Eine umstrittene Figur
Widmer-Schlumpf hatte zunächst das Justizdepartment inne, bevor sie 2010 das Finanzdepartement übernahm. 2012 wurde sie Bundespräsidentin. Von grossen Skandalen blieb Widmer-Schlumpf während ihrer Amtszeit verschont. Unter ihrer Ägide wurde der Steuerstreit mit den USA beigelegt und das Bankgeheimnis endgültig beerdigt. Zudem trug sie den Atomausstieg mit. Kritik musste sie für die gescheiterte Reorganisation des Bundesamt für Migration einstecken.
In Bundesbern galt die Tochter von Alt-Bundesrat Leon Schlumpf als ausnehmend fleissig, kompetent und dossiersicher.
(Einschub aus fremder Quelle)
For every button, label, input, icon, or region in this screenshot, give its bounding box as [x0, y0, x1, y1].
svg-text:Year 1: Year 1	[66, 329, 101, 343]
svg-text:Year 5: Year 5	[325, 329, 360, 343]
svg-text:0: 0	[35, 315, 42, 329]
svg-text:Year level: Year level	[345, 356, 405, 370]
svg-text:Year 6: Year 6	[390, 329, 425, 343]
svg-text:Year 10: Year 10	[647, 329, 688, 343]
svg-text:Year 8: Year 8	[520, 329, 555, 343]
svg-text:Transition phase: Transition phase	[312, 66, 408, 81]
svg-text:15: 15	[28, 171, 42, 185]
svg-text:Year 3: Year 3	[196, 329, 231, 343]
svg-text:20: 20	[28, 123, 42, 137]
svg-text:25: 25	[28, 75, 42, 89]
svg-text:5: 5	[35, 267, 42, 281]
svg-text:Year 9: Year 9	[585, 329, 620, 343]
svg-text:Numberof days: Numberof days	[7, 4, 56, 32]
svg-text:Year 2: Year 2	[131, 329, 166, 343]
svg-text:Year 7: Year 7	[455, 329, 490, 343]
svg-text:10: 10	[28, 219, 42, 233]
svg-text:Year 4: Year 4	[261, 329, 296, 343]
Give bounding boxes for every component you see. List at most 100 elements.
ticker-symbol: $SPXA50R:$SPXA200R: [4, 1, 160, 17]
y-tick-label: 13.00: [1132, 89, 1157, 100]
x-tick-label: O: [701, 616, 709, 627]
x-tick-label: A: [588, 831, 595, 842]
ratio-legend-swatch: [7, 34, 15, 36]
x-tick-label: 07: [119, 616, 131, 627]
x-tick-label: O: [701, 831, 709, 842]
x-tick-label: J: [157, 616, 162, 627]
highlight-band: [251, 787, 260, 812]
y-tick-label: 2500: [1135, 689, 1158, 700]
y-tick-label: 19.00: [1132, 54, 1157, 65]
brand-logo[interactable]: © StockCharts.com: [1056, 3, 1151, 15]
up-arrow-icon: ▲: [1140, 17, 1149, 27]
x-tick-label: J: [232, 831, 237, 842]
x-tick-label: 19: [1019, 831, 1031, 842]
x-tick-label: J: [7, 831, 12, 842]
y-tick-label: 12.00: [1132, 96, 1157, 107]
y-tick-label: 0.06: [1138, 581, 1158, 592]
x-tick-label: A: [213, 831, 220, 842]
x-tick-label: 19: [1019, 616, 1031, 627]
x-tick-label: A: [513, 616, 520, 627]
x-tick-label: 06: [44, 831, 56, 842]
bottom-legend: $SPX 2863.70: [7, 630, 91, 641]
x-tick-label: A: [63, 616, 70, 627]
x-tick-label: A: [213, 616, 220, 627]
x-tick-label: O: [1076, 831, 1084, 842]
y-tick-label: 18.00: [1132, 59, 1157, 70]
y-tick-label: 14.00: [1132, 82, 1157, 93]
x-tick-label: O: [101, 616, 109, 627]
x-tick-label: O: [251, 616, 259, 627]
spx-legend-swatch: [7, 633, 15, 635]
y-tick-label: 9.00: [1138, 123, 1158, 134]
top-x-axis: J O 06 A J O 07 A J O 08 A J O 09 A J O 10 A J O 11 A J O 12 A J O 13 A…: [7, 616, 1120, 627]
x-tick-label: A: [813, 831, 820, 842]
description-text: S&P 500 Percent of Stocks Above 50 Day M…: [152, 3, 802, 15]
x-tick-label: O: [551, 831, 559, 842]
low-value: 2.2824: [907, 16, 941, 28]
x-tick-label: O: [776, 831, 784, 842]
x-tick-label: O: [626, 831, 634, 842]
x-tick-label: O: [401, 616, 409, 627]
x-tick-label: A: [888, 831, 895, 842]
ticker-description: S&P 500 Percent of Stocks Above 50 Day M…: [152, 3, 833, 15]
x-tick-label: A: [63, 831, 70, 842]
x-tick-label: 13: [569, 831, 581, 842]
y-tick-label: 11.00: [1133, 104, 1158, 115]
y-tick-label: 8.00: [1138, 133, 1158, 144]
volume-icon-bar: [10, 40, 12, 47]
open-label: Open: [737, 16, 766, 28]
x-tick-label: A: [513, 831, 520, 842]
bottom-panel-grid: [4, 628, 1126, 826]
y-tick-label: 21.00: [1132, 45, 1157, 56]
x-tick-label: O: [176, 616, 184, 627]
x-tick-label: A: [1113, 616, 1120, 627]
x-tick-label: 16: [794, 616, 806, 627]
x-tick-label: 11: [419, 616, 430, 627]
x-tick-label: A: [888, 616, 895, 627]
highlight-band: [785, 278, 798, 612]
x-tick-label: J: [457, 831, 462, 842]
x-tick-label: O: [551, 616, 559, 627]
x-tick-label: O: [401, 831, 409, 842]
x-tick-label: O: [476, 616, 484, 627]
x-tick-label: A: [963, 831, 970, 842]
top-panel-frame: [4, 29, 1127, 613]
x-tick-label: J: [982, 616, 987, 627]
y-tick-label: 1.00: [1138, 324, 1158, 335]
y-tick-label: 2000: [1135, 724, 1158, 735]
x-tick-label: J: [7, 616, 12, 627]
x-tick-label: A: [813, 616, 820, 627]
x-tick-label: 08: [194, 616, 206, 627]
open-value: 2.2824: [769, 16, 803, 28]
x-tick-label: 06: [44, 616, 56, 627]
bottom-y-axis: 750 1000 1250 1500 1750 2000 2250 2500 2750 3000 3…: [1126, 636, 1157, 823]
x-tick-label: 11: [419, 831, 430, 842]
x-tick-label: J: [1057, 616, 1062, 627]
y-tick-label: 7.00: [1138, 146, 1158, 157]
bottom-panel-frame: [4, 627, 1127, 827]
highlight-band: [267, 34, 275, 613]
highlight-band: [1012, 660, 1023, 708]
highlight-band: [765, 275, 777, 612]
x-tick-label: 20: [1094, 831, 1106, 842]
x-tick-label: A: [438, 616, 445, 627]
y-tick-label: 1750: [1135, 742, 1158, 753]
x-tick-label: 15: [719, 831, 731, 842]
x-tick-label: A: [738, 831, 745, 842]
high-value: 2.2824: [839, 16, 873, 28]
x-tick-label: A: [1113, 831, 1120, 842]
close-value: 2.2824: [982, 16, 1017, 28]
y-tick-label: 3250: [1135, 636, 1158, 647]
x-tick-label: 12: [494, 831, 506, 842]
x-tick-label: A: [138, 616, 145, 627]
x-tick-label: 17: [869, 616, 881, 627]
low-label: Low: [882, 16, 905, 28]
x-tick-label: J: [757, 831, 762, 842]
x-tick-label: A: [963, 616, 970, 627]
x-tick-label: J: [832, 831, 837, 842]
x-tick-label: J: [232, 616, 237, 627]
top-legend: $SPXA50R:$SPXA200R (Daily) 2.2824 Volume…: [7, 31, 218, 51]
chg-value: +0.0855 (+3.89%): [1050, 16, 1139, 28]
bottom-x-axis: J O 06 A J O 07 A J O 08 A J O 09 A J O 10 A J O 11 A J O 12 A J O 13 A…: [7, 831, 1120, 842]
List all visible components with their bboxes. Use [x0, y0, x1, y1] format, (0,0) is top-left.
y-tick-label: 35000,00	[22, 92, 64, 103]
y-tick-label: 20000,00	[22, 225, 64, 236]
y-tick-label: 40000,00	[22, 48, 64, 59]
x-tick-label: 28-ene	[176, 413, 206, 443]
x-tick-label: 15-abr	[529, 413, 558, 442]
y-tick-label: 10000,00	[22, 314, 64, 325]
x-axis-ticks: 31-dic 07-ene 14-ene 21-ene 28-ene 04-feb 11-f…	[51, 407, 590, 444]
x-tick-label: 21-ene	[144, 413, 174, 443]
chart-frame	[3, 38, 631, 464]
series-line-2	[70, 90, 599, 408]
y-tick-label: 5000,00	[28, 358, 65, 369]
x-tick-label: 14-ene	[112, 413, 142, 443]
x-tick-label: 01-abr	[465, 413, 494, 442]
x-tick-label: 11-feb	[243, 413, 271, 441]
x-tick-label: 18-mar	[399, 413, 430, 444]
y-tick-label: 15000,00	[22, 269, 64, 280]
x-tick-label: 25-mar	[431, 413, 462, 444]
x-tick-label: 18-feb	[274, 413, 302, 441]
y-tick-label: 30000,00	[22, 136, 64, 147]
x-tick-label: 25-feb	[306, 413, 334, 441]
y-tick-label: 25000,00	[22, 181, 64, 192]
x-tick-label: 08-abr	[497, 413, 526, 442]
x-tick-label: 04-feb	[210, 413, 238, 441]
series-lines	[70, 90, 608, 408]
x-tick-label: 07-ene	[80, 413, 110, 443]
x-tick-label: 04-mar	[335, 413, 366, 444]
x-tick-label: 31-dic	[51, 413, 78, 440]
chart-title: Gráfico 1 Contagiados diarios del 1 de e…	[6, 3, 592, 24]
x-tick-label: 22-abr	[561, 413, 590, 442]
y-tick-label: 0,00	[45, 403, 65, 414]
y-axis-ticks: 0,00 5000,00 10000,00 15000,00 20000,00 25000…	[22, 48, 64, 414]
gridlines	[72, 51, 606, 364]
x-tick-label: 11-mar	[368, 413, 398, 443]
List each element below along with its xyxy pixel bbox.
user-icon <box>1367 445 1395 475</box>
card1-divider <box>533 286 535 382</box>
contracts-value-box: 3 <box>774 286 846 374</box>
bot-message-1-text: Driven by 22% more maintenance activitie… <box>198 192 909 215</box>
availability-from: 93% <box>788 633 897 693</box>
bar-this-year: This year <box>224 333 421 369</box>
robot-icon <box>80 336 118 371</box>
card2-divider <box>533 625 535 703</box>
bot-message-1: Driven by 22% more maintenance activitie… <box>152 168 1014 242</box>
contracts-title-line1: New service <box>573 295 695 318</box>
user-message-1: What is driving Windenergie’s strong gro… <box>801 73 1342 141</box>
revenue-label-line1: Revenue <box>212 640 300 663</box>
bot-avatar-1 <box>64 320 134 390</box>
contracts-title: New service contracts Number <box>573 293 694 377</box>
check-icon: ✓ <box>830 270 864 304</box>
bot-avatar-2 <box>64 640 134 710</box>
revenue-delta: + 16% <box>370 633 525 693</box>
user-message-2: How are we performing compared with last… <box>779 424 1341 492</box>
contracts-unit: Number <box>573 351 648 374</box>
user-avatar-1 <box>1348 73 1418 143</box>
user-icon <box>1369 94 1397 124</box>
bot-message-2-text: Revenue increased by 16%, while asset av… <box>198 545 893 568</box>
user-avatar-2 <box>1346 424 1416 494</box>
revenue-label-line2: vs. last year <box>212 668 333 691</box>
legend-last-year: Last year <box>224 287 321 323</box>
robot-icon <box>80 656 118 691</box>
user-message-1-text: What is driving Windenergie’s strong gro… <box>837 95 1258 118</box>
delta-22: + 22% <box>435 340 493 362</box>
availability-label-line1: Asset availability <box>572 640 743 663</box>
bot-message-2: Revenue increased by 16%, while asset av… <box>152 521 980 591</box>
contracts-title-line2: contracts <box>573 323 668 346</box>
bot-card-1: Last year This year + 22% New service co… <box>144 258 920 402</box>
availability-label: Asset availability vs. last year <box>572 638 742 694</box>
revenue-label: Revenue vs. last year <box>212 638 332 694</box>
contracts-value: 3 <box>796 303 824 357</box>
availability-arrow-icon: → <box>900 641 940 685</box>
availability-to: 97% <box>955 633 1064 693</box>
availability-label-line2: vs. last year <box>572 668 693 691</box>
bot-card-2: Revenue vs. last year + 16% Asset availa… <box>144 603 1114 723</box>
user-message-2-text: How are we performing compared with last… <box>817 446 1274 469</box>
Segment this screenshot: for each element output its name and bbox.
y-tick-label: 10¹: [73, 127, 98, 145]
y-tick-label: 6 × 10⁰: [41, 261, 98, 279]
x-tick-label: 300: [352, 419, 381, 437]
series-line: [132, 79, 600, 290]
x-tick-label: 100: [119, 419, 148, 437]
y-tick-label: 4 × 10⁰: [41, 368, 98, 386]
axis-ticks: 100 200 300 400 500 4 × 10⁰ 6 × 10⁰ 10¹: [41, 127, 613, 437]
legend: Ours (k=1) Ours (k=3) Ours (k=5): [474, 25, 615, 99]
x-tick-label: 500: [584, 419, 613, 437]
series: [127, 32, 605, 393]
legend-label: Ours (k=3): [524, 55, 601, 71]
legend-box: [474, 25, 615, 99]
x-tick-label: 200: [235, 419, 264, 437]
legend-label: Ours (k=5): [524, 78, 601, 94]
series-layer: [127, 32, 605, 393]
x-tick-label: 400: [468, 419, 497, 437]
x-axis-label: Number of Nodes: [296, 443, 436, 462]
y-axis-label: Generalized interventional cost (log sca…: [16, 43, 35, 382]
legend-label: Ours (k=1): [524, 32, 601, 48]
Gleichzeitig sagten ihr gerade Bürgerliche nach, ein machtbesessener Kontrollfreak zu sein.
In der Öffentlichkeit konnte die Schweizerin des Jahres 2008 jedoch immer wieder punkten – etwa mit einem Auftritt bei «Giacobbo/Müller». Der «Blick» veröffentlichte daraufhin gar eine Liebeserklärung an die BDP-Frau: «Sie, Frau Widmer-Schlumpf, haben die Talkmaster gebändigt. Wie eine Amazone. Ohne Peitsche, dafür mit Humor, Selbstbewusstsein, Sachverstand und Ihren stets streng hochgezogenen Augenbrauen. Prädikat: sehr sexy!»
Kurz nach der Annahme der Wahl im Jahr 2007 hatte die Mutter dreier erwachsener Kinder erklärt, sie lasse sich auf das Experiment ein. Es sollte acht Jahre lang dauern.